Math-Whizz® is an online math tutorial service that includes a sophisticated array of options for children in grades K through 8. You purchase a monthly subscription for each child. The program cannot be shared since it assesses and tracks each student, adjusting tutorial lessons and exercises to reflect the child’s placement and progress.
Children begin by taking an assessment that begins with questions appropriate for where a child of his or her age should be, then gradually advancing difficulty to determine actual placement on various math topics. Some children might find this a bit tedious since it asks the same type of question multiple times. You might have a child split the placement assessment into two or three sessions.
Once they complete the assessment, children begin the tutorial lessons that align with the Common Core standards for mathematics. Each lesson begins with an animated demonstration of the concept then provides practice problems. Often, there is assistance through part of the problem which is gradually removed.
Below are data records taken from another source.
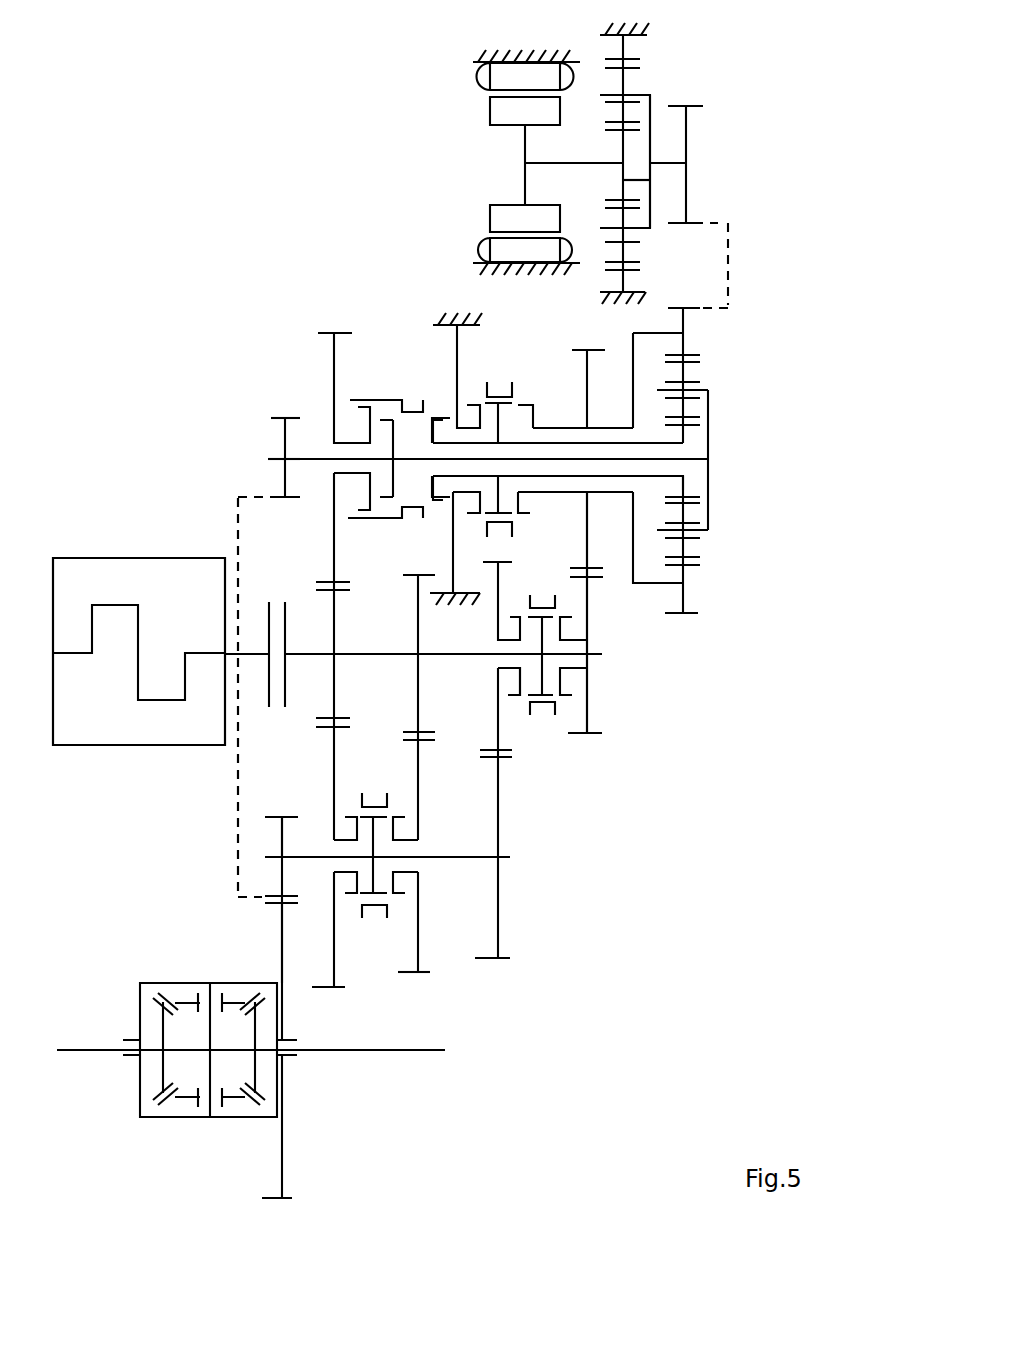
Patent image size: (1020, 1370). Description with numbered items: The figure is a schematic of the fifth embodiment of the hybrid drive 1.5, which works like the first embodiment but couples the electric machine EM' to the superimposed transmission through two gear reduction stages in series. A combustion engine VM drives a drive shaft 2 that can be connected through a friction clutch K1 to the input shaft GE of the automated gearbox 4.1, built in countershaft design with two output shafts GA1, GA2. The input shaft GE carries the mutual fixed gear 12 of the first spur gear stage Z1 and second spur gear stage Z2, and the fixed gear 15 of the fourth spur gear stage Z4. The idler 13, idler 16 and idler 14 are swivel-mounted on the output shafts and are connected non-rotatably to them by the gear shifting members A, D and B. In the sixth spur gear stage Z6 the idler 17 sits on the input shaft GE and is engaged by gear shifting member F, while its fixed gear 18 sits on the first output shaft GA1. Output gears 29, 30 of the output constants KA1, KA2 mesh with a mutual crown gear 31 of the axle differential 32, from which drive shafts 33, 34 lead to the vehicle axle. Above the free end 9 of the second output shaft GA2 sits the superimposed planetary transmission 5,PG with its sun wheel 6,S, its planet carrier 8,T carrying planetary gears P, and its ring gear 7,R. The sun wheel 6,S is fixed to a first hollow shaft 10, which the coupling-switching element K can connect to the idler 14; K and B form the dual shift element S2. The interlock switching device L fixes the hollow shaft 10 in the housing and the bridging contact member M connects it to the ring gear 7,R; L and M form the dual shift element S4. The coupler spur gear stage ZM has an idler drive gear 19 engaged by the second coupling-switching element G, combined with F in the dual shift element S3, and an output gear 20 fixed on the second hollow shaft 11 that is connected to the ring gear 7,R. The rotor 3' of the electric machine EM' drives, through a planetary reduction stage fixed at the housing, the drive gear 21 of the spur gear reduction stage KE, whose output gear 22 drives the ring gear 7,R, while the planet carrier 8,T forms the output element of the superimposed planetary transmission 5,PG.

The hybrid drive 1.5 is at (173, 108).
The electric machine EM' is at (488, 144).
The rotor 3' is at (459, 113).
The gear reduction stage KE is at (688, 90).
The drive gear 21 is at (686, 137).
The output gear 22 is at (690, 322).
The planetary gears P is at (690, 375).
The free end 9 is at (690, 457).
The sun wheel 6,S is at (683, 483).
The planet carrier 8,T is at (655, 530).
The ring gear 7,R is at (683, 575).
The superimposed transmission 5,PG is at (730, 602).
The second spur gear stage Z2 is at (337, 315).
The idler 14 is at (338, 367).
The second output shaft GA2 is at (275, 458).
The output gear 30 is at (282, 443).
The second output constant KA2 is at (285, 397).
The dual shift element S2 is at (389, 432).
The shifting element S4 is at (508, 396).
The second hollow shaft 11 is at (555, 422).
The output gear 20 is at (587, 388).
The first hollow shaft 10 is at (627, 445).
The combustion engine VM is at (137, 585).
The drive shaft 2 is at (207, 650).
The input shaft GE is at (310, 650).
The gear shifting member B is at (385, 507).
The coupling-switching element K is at (440, 477).
The interlock switching device L is at (456, 459).
The bridging contact member M is at (511, 513).
The friction clutch K1 is at (277, 637).
The dual shift element S3 is at (542, 638).
The fixed gear 12 is at (338, 665).
The fixed gear 15 is at (420, 673).
The gear shifting member F is at (509, 699).
The second coupling-switching element G is at (571, 699).
The first output constant KA1 is at (283, 797).
The idler 17 is at (500, 728).
The drive gear 19 is at (587, 703).
The output gear 29 is at (275, 837).
The coupler spur gear stage ZM is at (583, 750).
The first output shaft GA1 is at (275, 855).
The crown gear 31 is at (275, 930).
The axle differential 32 is at (185, 1033).
The gear shifting member A is at (345, 874).
The gear shifting member D is at (405, 874).
The idler 13 is at (335, 940).
The idler 16 is at (417, 930).
The fixed gear 18 is at (497, 898).
The automated gearbox 4.1 is at (675, 937).
The drive shaft 33 is at (90, 1053).
The first spur gear stage Z1 is at (330, 1008).
The fourth spur gear stage Z4 is at (413, 992).
The sixth spur gear stage Z6 is at (490, 978).
The drive shaft 34 is at (365, 1052).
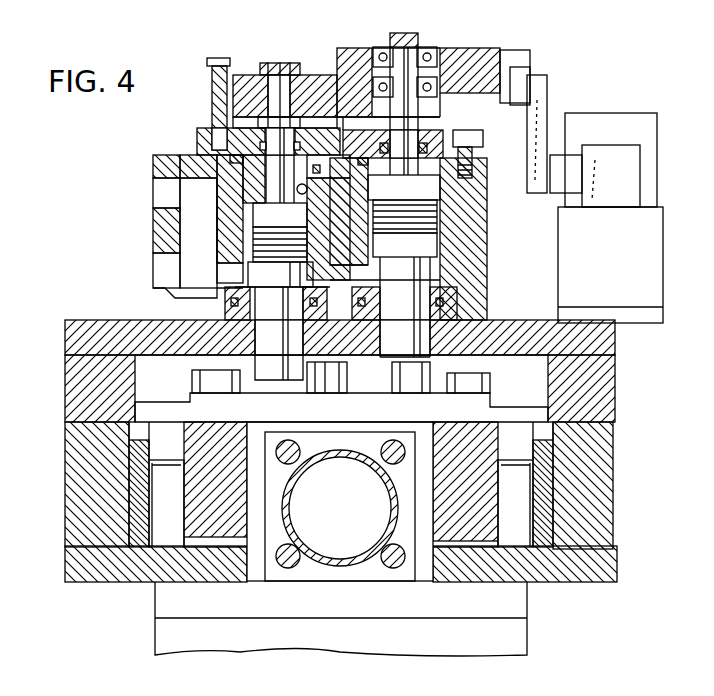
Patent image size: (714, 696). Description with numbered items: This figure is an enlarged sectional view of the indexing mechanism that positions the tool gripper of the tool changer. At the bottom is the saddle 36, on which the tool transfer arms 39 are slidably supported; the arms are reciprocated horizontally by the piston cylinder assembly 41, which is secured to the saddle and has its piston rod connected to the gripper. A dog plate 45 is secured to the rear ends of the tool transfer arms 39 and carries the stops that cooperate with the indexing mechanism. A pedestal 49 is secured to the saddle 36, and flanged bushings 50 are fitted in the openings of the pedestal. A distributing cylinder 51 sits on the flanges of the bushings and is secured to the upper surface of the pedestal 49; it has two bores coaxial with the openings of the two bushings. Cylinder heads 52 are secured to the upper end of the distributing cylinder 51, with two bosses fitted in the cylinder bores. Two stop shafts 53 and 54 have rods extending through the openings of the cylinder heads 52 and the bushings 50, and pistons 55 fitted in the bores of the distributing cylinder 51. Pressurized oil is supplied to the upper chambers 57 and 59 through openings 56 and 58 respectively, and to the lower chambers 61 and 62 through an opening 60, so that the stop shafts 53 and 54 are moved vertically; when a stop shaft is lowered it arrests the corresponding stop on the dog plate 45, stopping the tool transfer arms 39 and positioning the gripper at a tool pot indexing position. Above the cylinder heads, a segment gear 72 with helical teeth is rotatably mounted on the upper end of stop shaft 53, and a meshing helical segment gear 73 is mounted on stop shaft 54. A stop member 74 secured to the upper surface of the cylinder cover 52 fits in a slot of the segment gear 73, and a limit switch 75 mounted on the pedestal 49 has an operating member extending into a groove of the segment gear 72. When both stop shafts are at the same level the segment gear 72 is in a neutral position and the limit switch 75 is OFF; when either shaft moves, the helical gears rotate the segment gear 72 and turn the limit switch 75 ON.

Children win points for speed and accuracy on problem solving. Points may be used to play any of a dozen of more online games. The games are just for fun and are fairly good for “free” games. Students may also use points to purchase a variety of virtual items from the virtual store. Without spending points, they can redecorate their “bedroom” area and use the tools: a calculator, protractor, ruler, geometric grid and shapes, and a pencil. (It doesn’t appear that students are able to access the tools while working through tutorial lessons, so I’m not sure that they are of much use.) Animations and sound throughout the program add some interest, although it is possible they will simply be distracting for some students. Sometimes, students can push the “OK” button and move on more quickly, forgoing some of the animation. Students can also access and review previous lessons, something parents might direct them to do from time to time.
Parents and children have separate sections in the subscription. Parents can check on progress with detailed reports, printing the reports or certificates of accomplishment.
Developed in the United Kingdom, the program occasionally uses mathematical expressions familiar to UK citizens such as referring to currency with the £ symbol and leaving spaces rather than using commas in writing larger numbers. Also, the decimal point appears above the baseline, looking like the dot we commonly use to indicate the multiplication function. Once students are alerted to these differences, it should not matter. But the site publishers tell me they are working rapidly to replace these UK distinctions for users in the U.S., so they might be gone by the time you sign on.
Math-Whizz is not designed to be your complete math program, but it should work great as a supplement. Parents whose children attend another school can also communicate student progress in Math-Whizz directly to the teacher if they wish.